修羅場の中で些細なことだが、確かにそれを見抜いた者も数人いた。眠ってる間に人が変わったなんて話は聞いたことがねえが・・・・もう何年も1人で辛い旅をしてきたような顔を・・・もともと無表情ではあったが・・・している。足取りも心配げに医者がついてるわりにはえらくぴんしゃんしているしな・・・・つま先で風を斬るがごとく迷いがねえというか、思い詰めてるというか・・・・緊張とはまた別のなにかだな、ありゃあ・・・。
 
 
二言三言で付き人の医者達を帰し、とくに探すでもなく、零号機とは違う場所へ歩き出す。

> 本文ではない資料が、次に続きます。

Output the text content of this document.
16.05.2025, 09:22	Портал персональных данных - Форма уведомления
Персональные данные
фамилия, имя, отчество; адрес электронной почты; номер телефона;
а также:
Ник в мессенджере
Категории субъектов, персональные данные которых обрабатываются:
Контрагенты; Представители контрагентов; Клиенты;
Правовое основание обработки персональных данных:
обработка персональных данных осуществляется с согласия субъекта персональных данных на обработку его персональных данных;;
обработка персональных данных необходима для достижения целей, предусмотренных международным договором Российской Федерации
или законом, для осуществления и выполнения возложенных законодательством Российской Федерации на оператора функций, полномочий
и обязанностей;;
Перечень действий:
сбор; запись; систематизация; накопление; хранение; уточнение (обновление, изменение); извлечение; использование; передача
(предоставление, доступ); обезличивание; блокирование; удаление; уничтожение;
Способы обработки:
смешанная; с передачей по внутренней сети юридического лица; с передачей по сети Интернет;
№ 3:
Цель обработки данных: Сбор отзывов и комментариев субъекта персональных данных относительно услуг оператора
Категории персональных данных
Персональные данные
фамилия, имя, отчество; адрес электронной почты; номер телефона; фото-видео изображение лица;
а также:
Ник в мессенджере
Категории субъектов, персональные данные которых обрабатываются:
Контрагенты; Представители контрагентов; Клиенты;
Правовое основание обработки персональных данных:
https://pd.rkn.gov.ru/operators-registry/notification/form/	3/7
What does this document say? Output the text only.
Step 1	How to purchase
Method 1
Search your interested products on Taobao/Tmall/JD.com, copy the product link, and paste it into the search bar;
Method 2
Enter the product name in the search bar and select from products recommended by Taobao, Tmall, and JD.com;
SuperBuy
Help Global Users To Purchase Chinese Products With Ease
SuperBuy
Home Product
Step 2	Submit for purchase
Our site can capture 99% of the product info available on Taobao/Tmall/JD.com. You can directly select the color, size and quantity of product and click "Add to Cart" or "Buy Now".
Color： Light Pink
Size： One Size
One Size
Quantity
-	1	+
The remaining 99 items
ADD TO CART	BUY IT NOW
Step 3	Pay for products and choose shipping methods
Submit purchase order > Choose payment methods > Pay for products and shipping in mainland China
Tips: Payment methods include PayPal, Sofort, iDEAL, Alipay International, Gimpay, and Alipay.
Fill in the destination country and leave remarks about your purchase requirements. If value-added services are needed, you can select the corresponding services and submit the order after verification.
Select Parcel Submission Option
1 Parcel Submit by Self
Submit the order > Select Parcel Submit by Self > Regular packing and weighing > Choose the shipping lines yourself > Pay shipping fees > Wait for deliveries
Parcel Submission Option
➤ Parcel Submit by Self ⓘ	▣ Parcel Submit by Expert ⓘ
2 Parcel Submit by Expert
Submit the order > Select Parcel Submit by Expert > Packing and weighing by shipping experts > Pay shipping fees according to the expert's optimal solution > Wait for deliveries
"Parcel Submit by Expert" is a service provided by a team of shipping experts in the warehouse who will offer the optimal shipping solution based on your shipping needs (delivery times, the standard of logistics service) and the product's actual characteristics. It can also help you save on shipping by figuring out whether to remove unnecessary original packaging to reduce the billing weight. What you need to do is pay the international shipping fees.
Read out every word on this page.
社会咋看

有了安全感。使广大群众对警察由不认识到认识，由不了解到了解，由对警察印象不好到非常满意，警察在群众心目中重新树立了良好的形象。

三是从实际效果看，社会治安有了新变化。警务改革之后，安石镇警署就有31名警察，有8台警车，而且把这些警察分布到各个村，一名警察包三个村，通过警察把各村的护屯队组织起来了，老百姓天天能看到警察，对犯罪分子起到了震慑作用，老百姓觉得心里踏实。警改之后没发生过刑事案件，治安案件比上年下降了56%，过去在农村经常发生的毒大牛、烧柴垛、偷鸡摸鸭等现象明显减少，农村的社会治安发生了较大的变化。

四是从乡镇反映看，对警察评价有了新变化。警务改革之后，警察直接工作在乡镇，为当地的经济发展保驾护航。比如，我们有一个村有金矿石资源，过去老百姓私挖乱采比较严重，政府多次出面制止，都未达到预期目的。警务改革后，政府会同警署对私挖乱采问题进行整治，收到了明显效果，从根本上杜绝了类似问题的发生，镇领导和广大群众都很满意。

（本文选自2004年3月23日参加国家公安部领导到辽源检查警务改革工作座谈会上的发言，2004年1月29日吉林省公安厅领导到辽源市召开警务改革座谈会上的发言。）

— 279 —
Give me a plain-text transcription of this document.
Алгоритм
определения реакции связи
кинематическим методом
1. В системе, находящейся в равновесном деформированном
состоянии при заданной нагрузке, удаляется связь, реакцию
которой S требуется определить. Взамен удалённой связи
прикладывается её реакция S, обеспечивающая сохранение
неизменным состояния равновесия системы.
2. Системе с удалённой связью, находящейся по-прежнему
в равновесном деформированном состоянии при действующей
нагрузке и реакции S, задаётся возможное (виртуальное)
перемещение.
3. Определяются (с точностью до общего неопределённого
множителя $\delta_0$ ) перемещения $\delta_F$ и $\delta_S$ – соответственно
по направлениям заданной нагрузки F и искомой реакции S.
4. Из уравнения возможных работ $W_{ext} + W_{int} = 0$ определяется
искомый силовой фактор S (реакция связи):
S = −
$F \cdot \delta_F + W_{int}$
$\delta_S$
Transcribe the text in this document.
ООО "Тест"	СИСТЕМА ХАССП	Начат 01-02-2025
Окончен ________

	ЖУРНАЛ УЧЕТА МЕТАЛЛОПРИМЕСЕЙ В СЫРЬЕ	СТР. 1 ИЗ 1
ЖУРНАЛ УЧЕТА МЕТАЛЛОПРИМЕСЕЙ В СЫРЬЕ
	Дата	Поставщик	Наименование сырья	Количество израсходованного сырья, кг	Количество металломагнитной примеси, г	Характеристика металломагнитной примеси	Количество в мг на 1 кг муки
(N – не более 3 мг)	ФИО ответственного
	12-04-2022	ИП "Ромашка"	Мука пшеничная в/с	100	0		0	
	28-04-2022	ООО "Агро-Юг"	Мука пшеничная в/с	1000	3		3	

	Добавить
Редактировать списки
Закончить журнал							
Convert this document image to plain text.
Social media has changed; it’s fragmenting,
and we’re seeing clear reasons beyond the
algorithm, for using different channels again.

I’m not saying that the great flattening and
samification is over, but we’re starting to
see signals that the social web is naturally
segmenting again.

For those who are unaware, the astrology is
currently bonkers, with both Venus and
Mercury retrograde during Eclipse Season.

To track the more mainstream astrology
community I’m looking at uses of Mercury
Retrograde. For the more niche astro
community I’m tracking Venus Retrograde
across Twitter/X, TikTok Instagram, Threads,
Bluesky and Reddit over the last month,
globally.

零号機ではなくこちらに向けて歩いてくる綾波レイを見ながら円谷エンショウは思った。
パイロットが己の機体ではなく、整備の棟梁のところへわざわざ向かうのを周囲も不思議そうに見るが止めるほどではない。やはり零鳳と初凰のことかと聡い者は思った。
 
 
「零号機に乗るめえに、なんか話があるのかい」
自分の前に立ち、赤い瞳を無遠慮なほどにじいっと強く向けてくる少女に違和感をさらに濃くしながら問う整備の棟梁。そんなヒマはねえ、なんてことは分かり切っているだろうに。わざわざ面と向かって機体の不安を問うような弱々しさはどこにも見受けられない・・・・
 
 
て、ことはだ。なにか、とんでもねえことをいいだすぞ、この娘。
 
その口元をじいっと、見る。言葉を待つ。もはやたいがいのことじゃ驚く歳でも状況でもねえが・・・腹を括る。パイロットとはいえ、子供がなんか言ったからといって上の命令でもねえのにこちらがその通りに動くことはない。そんな道理くらいはわきまえているだろうに。だが、それでも・・・・匠のカンは見事に的中した。いいことでもなく、わるいことでもなく、とんでもねえこと。それは・・・
 
 
 
「エヴァ初号機の左腕部分を切断してください。手遅れにならないうちに」
 
 
相手が綾波レイでなければ、即座に目から火花飛ぶくらいにぶん殴っていたところである。